I attended the excellent Billy Bragg gig in Edinburgh last month, which was hugely enjoyable. However, when I purchased the tickets from the Queens Hall box office in the capital city, the pleasant and well-meaning young lady placed her hand on my lower arm and said ‘you do know it’s mostly standing at this show’. Clearly, she felt I wouldn’t be able to last two hours or so standing up. I was tempted to launch into a tirade about how I used to stand on the Tynecastle terracings every home game, probably before she was born. However, I realised this would merely come across as the ramblings of someone who should know better and would likely increase her pity shown towards me.

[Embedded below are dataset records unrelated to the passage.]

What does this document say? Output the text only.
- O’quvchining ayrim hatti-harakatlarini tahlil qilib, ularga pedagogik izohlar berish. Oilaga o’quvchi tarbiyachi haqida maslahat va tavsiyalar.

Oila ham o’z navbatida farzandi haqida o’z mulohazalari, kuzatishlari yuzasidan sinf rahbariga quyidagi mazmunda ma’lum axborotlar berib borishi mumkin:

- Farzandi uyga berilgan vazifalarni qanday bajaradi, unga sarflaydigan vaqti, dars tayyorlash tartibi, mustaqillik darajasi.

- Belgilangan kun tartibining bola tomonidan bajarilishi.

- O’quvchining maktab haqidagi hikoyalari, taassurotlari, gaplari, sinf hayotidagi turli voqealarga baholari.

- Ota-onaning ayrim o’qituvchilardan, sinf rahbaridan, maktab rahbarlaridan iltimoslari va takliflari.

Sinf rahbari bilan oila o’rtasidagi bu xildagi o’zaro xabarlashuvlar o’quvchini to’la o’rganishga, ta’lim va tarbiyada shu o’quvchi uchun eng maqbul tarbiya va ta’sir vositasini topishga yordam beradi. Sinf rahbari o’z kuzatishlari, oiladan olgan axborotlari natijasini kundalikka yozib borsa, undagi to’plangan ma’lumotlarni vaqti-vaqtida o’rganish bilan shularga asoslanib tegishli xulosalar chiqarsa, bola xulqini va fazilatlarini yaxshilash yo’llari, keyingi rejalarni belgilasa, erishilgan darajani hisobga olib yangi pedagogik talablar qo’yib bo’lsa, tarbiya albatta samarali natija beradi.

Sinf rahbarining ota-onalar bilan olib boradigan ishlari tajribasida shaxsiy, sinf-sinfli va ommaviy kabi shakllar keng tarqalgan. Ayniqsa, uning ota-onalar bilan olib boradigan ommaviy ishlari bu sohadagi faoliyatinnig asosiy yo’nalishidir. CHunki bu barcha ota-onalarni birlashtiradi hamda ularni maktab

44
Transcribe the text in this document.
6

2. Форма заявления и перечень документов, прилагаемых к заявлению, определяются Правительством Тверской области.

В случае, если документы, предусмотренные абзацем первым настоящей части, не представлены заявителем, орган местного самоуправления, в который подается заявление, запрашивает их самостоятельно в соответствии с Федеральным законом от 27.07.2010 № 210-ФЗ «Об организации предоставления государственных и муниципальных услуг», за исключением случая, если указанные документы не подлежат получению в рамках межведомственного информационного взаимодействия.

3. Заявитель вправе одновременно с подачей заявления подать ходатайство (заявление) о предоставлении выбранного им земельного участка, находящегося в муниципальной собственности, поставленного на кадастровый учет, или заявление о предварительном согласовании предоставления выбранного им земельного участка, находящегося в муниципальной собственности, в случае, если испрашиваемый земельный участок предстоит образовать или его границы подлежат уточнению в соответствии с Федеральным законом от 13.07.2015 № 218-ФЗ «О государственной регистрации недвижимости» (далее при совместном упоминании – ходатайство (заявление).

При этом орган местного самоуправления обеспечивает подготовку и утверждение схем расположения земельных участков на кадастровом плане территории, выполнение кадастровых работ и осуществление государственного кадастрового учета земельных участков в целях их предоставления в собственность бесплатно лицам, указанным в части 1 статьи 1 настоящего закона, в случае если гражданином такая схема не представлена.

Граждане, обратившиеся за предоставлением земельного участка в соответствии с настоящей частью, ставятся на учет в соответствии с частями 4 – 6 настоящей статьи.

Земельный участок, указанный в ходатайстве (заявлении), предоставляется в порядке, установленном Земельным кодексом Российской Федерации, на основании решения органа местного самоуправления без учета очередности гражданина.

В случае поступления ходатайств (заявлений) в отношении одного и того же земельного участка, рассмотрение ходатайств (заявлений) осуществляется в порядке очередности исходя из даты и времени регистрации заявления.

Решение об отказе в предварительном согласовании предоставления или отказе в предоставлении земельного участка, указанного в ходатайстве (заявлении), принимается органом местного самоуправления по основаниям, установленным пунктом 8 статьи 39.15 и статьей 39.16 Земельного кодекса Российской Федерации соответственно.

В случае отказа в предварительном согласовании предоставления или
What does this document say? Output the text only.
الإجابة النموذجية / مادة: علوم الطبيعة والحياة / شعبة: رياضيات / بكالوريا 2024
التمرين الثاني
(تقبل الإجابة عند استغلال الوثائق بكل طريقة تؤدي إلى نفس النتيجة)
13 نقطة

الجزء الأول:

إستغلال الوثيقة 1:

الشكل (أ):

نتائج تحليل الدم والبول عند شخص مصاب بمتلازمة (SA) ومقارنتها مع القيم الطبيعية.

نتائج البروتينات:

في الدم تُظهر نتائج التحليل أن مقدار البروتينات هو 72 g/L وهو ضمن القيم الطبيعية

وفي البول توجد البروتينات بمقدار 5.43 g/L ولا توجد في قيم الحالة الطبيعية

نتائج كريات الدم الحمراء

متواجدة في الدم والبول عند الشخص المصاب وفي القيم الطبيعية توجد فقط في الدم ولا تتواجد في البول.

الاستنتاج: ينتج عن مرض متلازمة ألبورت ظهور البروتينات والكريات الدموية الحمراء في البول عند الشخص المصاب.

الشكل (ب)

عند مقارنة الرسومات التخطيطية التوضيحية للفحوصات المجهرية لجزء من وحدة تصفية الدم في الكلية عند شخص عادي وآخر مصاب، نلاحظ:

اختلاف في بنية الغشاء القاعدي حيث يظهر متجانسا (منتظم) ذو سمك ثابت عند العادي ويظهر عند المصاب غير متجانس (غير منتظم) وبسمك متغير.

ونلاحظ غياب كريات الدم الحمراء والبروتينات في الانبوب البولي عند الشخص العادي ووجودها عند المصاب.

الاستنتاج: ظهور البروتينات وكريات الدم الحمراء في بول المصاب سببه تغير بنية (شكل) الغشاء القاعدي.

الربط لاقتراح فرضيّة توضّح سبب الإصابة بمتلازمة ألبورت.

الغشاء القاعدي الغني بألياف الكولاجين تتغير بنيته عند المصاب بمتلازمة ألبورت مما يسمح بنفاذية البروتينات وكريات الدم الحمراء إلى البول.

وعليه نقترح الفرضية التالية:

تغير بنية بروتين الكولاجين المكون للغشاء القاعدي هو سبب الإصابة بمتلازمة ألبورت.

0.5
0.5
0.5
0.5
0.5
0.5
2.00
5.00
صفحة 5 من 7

I have to confess I stand guilty as charged at looking at decades gone by through rose - or should that be maroon-tinted spectacles. Much as I enjoyed watching Tommy Murray, Rab Prentice, Drew Busby and Donald Ford strut their stuff in the 1970s, I can’t forget the pain endured when Hearts suffered relegation for the first time in their history in 1977. Or the trouble on the terracings when Hearts visited the likes of Dumbarton, Alloa and Queen of the South during their sojourns ‘downstairs’. But part of me does hanker for more simpler times when one didn’t have to buy a ticket to go to the game; when fans swarmed on to the terracings ten minutes before kick-off; when Tommy Murray sat on the ball at Ibrox before passing to Jim Brown who delivered a cross for Donald Ford to score a goal; when Hearts played Hibernian on a Saturday afternoon at three o’clock (ask yourself, dear reader, when did that last happen?) A time when the media didn’t have to explain to its audience who Dave Mackay was.

One thing is for sure - nostalgia ain’t what it used to be!

Twitter @Mike1874

1 comment:

  1. I saw him once, as sweeper for Derby in a friendly at Fulham in the sunshine. (Look 'sunshine' up in the dictionary.)